Governor Bushnell, in an address delivered at the Emancipation Day celebration at the fair grounds yesterday, made an indirect reference to the Click Mitchell lynching at Urbana.  The address was made to 4,000 negroes.  He said:

"Patriotism in all things should be observed.  Respect and obedience to the law must prevail.  Outrages against civilization must not be permitted.  I abhor the taking of life, no matter what the color.  He who takes the law into his own hands should be punished.  The duty lies with the courts to right all wrongs.  I am glad to say that the colored race has made a very rapid progress in the past thirty-five years.  There has been no race in the world which has accomplished so much in such a short space of time."

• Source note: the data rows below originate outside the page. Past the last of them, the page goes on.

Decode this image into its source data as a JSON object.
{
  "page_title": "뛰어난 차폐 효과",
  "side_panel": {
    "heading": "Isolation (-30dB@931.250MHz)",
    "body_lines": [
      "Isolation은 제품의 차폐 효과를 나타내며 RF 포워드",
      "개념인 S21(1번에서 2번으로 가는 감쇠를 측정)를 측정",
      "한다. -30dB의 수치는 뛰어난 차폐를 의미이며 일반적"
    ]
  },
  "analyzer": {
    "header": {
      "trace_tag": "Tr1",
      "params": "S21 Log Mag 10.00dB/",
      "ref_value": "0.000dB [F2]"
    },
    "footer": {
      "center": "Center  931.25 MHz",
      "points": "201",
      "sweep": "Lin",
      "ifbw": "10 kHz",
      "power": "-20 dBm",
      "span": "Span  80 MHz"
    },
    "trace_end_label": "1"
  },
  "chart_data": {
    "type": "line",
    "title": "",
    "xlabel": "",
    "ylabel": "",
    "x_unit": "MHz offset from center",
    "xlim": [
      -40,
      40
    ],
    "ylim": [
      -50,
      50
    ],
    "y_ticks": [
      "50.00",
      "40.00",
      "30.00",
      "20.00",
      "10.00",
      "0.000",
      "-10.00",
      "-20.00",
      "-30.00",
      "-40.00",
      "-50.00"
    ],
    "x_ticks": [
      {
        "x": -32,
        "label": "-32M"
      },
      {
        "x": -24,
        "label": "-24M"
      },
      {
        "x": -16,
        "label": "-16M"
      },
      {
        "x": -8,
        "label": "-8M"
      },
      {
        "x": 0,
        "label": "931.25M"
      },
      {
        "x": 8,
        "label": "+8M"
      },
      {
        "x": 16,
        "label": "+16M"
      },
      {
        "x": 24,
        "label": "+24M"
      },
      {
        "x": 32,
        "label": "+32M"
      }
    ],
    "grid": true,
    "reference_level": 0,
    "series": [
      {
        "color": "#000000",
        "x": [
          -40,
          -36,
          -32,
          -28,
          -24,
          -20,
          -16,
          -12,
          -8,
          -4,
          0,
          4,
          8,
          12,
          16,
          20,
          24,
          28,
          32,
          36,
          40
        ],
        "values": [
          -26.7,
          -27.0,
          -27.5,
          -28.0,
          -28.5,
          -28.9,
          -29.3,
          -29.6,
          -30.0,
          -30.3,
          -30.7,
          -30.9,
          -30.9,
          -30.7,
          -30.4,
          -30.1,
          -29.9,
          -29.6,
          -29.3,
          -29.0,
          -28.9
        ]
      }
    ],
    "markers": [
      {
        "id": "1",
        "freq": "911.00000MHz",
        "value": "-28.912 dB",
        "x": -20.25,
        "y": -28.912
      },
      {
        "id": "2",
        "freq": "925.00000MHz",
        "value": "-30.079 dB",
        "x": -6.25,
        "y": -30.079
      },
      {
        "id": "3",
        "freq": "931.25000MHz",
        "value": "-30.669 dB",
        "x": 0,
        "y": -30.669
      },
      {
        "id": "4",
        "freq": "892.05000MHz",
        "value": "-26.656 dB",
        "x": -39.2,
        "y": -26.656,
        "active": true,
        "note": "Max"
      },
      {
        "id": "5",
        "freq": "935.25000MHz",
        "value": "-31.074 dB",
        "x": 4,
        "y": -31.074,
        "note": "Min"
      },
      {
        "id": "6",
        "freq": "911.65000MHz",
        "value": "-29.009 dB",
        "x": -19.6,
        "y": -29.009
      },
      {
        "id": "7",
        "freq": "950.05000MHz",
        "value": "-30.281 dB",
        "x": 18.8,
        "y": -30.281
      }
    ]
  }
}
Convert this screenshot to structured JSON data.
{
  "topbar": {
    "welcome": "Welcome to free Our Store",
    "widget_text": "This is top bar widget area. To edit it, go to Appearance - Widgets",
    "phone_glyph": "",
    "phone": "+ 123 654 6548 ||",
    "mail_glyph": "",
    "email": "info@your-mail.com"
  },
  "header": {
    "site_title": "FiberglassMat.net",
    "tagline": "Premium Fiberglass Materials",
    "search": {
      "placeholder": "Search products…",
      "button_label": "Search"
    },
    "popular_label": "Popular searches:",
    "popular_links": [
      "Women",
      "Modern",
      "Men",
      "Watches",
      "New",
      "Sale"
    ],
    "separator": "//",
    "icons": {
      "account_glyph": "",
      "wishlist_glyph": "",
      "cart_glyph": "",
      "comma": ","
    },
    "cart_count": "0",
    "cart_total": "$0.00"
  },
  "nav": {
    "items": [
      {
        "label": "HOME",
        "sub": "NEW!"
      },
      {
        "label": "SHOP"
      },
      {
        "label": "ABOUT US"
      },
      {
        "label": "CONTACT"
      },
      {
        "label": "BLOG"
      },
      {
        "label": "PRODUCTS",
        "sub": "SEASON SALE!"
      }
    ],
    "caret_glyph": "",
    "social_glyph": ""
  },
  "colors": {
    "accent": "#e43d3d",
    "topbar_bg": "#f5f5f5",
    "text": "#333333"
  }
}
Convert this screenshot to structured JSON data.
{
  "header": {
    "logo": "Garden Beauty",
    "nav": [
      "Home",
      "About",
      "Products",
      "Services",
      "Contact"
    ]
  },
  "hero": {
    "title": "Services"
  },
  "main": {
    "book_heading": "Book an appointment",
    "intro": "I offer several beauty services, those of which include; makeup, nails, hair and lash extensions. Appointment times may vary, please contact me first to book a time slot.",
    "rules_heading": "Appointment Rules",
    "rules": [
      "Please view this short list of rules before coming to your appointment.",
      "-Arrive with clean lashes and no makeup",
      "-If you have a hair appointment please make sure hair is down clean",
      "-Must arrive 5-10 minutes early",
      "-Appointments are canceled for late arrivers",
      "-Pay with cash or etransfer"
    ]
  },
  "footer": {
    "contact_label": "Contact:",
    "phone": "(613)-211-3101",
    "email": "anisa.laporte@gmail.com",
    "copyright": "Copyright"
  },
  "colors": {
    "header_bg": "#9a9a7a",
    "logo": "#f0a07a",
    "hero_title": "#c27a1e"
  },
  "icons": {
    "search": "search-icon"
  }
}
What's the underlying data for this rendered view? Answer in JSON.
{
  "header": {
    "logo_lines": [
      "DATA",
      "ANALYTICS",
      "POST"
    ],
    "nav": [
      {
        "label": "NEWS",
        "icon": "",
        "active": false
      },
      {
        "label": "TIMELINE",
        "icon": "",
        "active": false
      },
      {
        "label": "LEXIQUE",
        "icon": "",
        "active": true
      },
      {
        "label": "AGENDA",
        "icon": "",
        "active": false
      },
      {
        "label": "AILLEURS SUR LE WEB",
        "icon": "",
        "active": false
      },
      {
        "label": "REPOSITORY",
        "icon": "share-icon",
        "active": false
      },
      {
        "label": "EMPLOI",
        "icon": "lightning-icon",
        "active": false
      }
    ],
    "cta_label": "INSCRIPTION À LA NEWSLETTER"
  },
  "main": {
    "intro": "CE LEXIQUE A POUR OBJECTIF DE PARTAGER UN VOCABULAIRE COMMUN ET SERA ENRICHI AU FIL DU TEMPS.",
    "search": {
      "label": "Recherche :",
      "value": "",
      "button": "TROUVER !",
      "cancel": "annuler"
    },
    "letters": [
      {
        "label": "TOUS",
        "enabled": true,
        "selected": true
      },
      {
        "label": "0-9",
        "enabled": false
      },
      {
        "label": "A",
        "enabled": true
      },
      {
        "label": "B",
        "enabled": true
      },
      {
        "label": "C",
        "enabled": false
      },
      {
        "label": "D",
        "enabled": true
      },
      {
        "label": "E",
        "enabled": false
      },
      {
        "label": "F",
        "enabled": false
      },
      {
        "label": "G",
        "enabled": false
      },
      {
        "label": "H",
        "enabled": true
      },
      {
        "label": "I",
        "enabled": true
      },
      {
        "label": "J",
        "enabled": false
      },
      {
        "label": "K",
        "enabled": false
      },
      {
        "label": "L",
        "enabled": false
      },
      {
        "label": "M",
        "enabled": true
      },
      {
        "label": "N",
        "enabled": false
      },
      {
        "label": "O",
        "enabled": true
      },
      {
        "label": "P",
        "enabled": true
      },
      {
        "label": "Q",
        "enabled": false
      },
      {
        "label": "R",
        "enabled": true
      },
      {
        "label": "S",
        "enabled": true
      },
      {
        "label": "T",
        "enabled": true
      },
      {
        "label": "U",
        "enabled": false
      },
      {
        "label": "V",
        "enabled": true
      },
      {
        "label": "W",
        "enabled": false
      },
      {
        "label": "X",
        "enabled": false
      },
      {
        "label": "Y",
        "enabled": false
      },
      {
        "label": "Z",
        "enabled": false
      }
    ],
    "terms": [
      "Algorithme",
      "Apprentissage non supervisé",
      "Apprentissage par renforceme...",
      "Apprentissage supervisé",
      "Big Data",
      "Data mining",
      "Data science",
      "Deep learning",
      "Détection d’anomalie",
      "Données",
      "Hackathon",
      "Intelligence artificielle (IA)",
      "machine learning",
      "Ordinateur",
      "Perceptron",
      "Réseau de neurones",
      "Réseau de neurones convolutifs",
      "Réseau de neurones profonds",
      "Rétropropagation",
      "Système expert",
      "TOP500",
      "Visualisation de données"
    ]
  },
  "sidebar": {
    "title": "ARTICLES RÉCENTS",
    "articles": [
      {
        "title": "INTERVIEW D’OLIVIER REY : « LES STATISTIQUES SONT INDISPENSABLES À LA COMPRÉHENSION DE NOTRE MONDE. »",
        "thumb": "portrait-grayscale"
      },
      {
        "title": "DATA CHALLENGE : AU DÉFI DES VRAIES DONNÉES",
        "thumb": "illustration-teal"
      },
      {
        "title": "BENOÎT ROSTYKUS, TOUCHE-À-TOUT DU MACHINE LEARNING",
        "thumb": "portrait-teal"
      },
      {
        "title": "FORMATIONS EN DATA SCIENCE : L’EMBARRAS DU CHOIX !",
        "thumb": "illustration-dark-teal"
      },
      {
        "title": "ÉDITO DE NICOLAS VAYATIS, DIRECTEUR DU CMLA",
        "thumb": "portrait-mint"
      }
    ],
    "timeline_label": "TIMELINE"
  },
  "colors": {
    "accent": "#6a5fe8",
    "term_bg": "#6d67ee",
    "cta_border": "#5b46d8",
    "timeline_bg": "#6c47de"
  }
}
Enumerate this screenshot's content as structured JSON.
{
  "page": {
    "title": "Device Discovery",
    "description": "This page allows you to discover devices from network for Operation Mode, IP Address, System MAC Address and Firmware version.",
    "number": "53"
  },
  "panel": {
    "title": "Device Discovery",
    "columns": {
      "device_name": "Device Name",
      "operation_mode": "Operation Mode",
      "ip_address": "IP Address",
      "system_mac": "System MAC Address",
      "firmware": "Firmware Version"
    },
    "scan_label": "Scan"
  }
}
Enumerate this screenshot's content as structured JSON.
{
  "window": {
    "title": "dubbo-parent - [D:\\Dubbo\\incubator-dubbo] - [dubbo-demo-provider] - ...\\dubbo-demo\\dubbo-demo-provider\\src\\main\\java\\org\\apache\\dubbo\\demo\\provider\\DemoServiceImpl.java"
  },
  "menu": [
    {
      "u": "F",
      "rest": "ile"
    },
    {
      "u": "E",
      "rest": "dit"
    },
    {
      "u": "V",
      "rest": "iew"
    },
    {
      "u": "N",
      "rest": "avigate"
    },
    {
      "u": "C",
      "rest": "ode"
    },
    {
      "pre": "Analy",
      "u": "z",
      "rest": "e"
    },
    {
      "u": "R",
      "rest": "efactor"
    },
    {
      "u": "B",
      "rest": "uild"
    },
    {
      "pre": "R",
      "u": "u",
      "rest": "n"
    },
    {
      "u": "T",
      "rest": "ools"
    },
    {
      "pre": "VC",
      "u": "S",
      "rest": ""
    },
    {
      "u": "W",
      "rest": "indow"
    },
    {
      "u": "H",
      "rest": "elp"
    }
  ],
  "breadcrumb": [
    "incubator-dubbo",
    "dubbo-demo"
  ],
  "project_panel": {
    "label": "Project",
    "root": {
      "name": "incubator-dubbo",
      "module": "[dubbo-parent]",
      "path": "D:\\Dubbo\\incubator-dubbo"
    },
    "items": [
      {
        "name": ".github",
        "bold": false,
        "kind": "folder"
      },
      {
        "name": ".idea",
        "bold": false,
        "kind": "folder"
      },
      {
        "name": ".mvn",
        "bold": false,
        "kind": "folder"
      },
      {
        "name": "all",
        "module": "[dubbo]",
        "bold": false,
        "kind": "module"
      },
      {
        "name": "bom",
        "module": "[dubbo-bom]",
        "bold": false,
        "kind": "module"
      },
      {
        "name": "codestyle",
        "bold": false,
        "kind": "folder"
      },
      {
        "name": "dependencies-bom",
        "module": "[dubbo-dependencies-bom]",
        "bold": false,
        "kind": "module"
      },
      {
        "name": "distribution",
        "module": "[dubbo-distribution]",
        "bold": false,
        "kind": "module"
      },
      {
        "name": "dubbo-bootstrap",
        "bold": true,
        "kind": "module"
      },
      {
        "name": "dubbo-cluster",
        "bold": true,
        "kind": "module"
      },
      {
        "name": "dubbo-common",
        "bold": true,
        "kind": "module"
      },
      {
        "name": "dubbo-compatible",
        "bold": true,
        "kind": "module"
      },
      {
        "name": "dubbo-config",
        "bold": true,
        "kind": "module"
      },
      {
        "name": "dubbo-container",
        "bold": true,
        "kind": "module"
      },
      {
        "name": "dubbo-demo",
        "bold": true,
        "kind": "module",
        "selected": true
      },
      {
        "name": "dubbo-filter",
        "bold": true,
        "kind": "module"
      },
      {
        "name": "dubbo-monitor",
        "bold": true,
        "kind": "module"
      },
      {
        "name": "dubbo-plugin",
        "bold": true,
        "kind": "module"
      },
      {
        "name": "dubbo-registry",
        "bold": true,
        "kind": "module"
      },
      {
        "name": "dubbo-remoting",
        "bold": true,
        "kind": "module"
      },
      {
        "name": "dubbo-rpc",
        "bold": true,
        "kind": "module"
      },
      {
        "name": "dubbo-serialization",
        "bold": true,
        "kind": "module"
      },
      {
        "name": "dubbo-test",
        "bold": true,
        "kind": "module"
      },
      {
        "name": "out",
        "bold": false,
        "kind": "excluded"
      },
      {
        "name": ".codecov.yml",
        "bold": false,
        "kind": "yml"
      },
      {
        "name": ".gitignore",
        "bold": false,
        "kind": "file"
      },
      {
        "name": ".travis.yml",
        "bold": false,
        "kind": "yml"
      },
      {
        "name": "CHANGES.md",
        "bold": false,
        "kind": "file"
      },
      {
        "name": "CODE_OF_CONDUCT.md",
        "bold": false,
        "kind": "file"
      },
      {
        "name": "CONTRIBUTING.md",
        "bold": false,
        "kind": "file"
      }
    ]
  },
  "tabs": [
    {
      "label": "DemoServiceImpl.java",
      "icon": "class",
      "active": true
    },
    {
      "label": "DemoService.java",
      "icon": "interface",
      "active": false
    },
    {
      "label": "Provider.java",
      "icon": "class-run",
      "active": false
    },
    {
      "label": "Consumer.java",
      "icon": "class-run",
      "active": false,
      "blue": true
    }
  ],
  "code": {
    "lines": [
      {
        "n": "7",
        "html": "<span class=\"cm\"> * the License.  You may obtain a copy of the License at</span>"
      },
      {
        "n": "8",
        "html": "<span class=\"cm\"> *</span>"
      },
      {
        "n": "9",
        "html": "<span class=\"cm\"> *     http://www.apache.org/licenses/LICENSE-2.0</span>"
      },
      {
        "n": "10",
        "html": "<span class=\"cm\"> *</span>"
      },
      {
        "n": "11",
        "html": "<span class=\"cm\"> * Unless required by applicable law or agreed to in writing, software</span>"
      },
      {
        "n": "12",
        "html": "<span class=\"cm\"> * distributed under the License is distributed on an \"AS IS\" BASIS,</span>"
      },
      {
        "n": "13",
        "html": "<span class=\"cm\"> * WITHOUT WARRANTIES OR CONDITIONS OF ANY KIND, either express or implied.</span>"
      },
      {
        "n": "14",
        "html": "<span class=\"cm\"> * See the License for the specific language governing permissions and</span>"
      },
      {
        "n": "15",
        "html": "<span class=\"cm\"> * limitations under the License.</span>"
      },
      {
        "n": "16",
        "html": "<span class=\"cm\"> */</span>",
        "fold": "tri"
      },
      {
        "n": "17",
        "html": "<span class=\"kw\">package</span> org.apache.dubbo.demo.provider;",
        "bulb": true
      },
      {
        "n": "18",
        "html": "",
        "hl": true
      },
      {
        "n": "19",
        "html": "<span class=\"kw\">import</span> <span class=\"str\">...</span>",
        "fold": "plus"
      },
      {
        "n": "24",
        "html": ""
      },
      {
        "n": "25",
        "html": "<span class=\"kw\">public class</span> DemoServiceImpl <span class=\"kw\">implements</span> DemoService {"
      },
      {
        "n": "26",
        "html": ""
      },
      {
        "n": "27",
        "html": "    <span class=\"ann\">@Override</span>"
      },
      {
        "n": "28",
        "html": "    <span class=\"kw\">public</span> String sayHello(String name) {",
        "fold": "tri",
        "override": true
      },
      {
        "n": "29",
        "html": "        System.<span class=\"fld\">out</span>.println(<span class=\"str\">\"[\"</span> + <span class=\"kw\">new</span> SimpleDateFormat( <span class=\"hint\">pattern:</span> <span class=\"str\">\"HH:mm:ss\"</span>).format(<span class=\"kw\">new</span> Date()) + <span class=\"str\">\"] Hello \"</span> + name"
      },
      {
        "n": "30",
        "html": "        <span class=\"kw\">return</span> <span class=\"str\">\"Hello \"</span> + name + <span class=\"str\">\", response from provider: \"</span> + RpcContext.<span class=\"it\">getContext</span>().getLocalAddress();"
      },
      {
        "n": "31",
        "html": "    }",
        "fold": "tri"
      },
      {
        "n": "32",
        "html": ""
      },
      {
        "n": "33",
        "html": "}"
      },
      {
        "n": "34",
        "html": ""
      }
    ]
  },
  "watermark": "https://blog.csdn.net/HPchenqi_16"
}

And, finally, this is from the Greensboro Telegram (Greensboro, NC) dated October 7, 1897.

PLEASED WITH THE REPORT.

Grand Jury's Failure to Indict Lynchers Suits Ohio.

By Wire to THE TELEGRAM.

Cleveland, O., Oct. 7. --  The grand jury, which had been investigating the "Click" Mitchell's lynching, reports that it has been unable to obtain evidence which would warrant it in returning an indictment against any person or persons.  The people of Urbana are much pleased with the report.  Few had any idea thal [sic] it would be different.